Type Default Details
function_name str The name of the function
url str The URL of the request
method str The method of the request
path dict {} The path parameters of the request
query dict {} The query parameters of the request
body dict {} The body of the request
accepted_queries list [] The accepted queries of the request
kwargs VAR_KEYWORD
Returns dict The response of the request

API Schema


source

api_schema

 api_schema (base_url:str, oas:dict, service_name:Optional[str]=None,
             fixup:Optional[Callable]=None)
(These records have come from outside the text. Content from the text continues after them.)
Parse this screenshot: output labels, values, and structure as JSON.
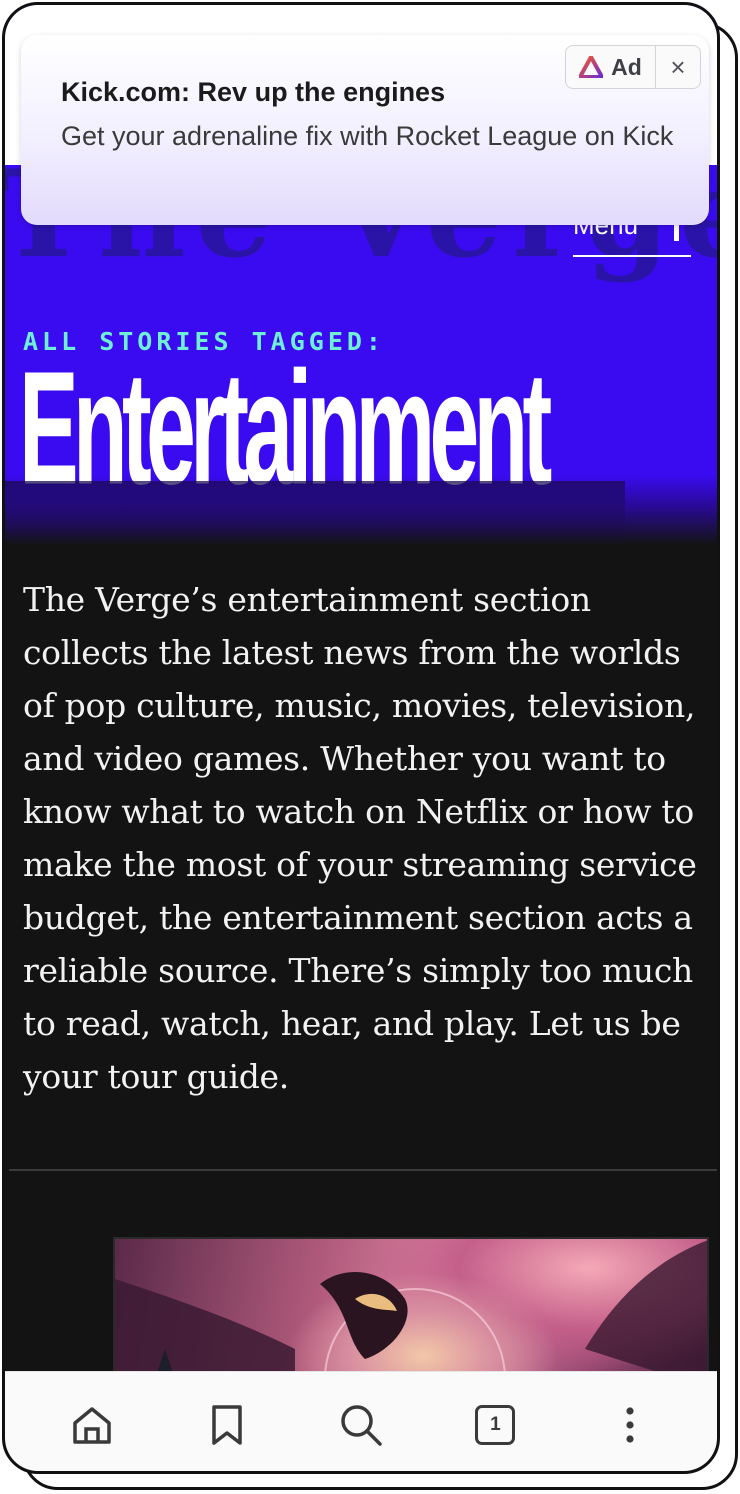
{
  "ad": {
    "badge_label": "Ad",
    "title": "Kick.com: Rev up the engines",
    "body": "Get your adrenaline fix with Rocket League on Kick",
    "close_symbol": "×"
  },
  "site": {
    "logo_text": "The Verge",
    "menu_label": "Menu"
  },
  "section": {
    "tag_label": "ALL STORIES TAGGED:",
    "title": "Entertainment",
    "description": "The Verge’s entertainment section collects the latest news from the worlds of pop culture, music, movies, television, and video games. Whether you want to know what to watch on Netflix or how to make the most of your streaming service budget, the entertainment section acts a reliable source. There’s simply too much to read, watch, hear, and play. Let us be your tour guide."
  },
  "toolbar": {
    "tab_count": "1",
    "icons": [
      "home-icon",
      "bookmark-icon",
      "search-icon",
      "tabs-icon",
      "more-icon"
    ]
  },
  "colors": {
    "hero_purple": "#3a0bf0",
    "tag_mint": "#6ff0d6",
    "background_dark": "#131313"
  }
}
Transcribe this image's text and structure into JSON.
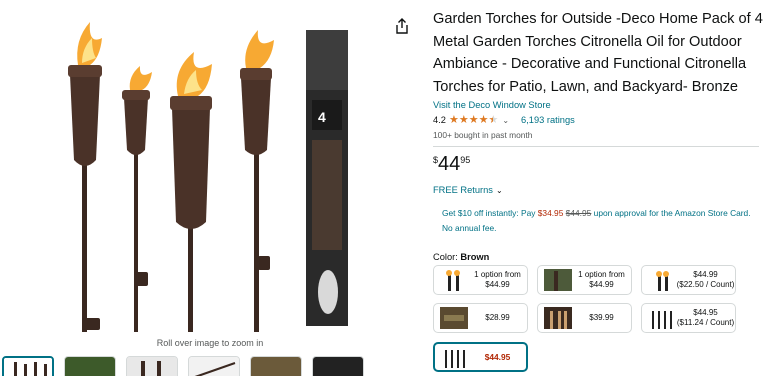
{
  "share": {
    "icon": "share-icon"
  },
  "gallery": {
    "zoom_hint": "Roll over image to zoom in",
    "box_label": "4"
  },
  "product": {
    "title": "Garden Torches for Outside -Deco Home Pack of 4 Metal Garden Torches Citronella Oil for Outdoor Ambiance - Decorative and Functional Citronella Torches for Patio, Lawn, and Backyard- Bronze",
    "store_link": "Visit the Deco Window Store",
    "rating": "4.2",
    "ratings_count": "6,193 ratings",
    "bought": "100+ bought in past month",
    "price": {
      "symbol": "$",
      "whole": "44",
      "fraction": "95"
    },
    "free_returns": "FREE Returns",
    "promo": {
      "prefix": "Get $10 off instantly: Pay ",
      "sale_price": "$34.95",
      "original_price": "$44.95",
      "suffix": " upon approval for the Amazon Store Card. No annual fee."
    },
    "color_label": "Color: ",
    "color_value": "Brown"
  },
  "options": [
    {
      "line1": "1 option from",
      "line2": "$44.99"
    },
    {
      "line1": "1 option from",
      "line2": "$44.99"
    },
    {
      "line1": "$44.99",
      "line2": "($22.50 / Count)"
    },
    {
      "line1": "$28.99",
      "line2": ""
    },
    {
      "line1": "$39.99",
      "line2": ""
    },
    {
      "line1": "$44.95",
      "line2": "($11.24 / Count)"
    },
    {
      "line1": "$44.95",
      "line2": ""
    }
  ],
  "colors": {
    "link": "#007185",
    "star": "#de7921",
    "price_red": "#b12704",
    "bronze": "#4a3228"
  }
}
Form the tools schema from the OpenAPI schema.

Type Default Details
base_url str The base URL of the API
oas dict The OpenAPI schema
service_name Optional None The name of the service
fixup Optional None Fixup function to execute a REST API request
Returns dict The api schema

Example with Road DigiTraffic:

tools = api_schema(
    base_url="https://tie.digitraffic.fi",
    oas=oas,
    service_name="Traffic Information",
    fixup=generate_request
)
tools[0]
{'type': 'function',
 'function': {'name': 'weatherDataHistory',
  'description': 'List the history of sensor values from the weather road station',
  'parameters': {'type': 'object',
   'properties': {'path': {'type': 'object',
     'properties': {'stationId': {'description': 'Weather station id (Name: stationId; In: path; Format: int64)',
       'type': 'integer'}},
     'required': ['stationId']},
    'query': {'type': 'object',
     'properties': {'from': {'description': 'Fetch history after given date time (Name: from; In: query; Format: date-time)',
       'type': 'string'},
      'to': {'description': 'Limit history to given date time (Name: to; In: query; Format: date-time)',
       'type': 'string'}},
     'required': []}},
   'required': ['path']},
  'metadata': {'url': 'https://tie.digitraffic.fi/api/beta/weather-history-data/{stationId}',
   'method': 'get',
   'accepted_queries': ['from', 'to'],
   'service': 'Traffic Information'},
  'fixup': '__main__.generate_request'}}

Simulated GPT workflow

Test integrating with our current GPT framework:

from llmcam.core.fc import *

messages = form_msgs([
    ("system", "You are a helpful system administrator. Use the supplied tools to help the user."),
    ("user", "Get the weather camera information for the stations with ID C01503 and C01504."),
])
complete(messages, tools=tools)
print_msgs(messages)
>> System:
You are a helpful system administrator. Use the supplied tools to help the user.
>> User:
Get the weather camera information for the stations with ID C01503 and C01504.
>> Assistant:
Here is the weather camera information for the stations with ID C01503 and C01504:  ### Station
C01503 - **Name**: Road 51 Inkoo (Tie 51 Inkoo in Finnish) - **Location**: Municipality of Inkoo in
Uusimaa province - **Coordinates**: Latitude 60.05374, Longitude 23.99616 - **Camera Type**: BOSCH -
**Nearest Weather Station ID**: 1013 - **Collection Status**: Gathering - **Updated Time**:
2024-12-10T15:25:40Z - **Collection Interval**: Every 600 seconds - **Preset Images**:   -
Inkooseen: [![Image](https://weathercam.digitraffic.fi/C0150301.jpg)](https://weathercam.digitraffic
.fi/C0150301.jpg)   - Hankoon: [![Image](https://weathercam.digitraffic.fi/C0150302.jpg)](https://we
athercam.digitraffic.fi/C0150302.jpg)   - Tienpinta: [![Image](https://weathercam.digitraffic.fi/C01
50309.jpg)](https://weathercam.digitraffic.fi/C0150309.jpg)  ### Station C01504 - **Name**: Road 2
Karkkila, Kappeli (Tie 2 Karkkila, Kappeli in Finnish) - **Location**: Municipality of Karkkila in
Uusimaa province - **Coordinates**: Latitude 60.536727, Longitude 24.235601 - **Camera Type**:
HIKVISION - **Nearest Weather Station ID**: 1052 - **Collection Status**: Gathering - **Updated
Time**: 2024-12-10T15:27:01Z - **Collection Interval**: Every 600 seconds - **Preset Images**:   -
Poriin: [![Image](https://weathercam.digitraffic.fi/C0150401.jpg)](https://weathercam.digitraffic.fi
/C0150401.jpg)   - Helsinkiin: [![Image](https://weathercam.digitraffic.fi/C0150402.jpg)](https://we
athercam.digitraffic.fi/C0150402.jpg)   - Tienpinta: [![Image](https://weathercam.digitraffic.fi/C01
50409.jpg)](https://weathercam.digitraffic.fi/C0150409.jpg)  If you have any more questions or need
further assistance, feel free to ask!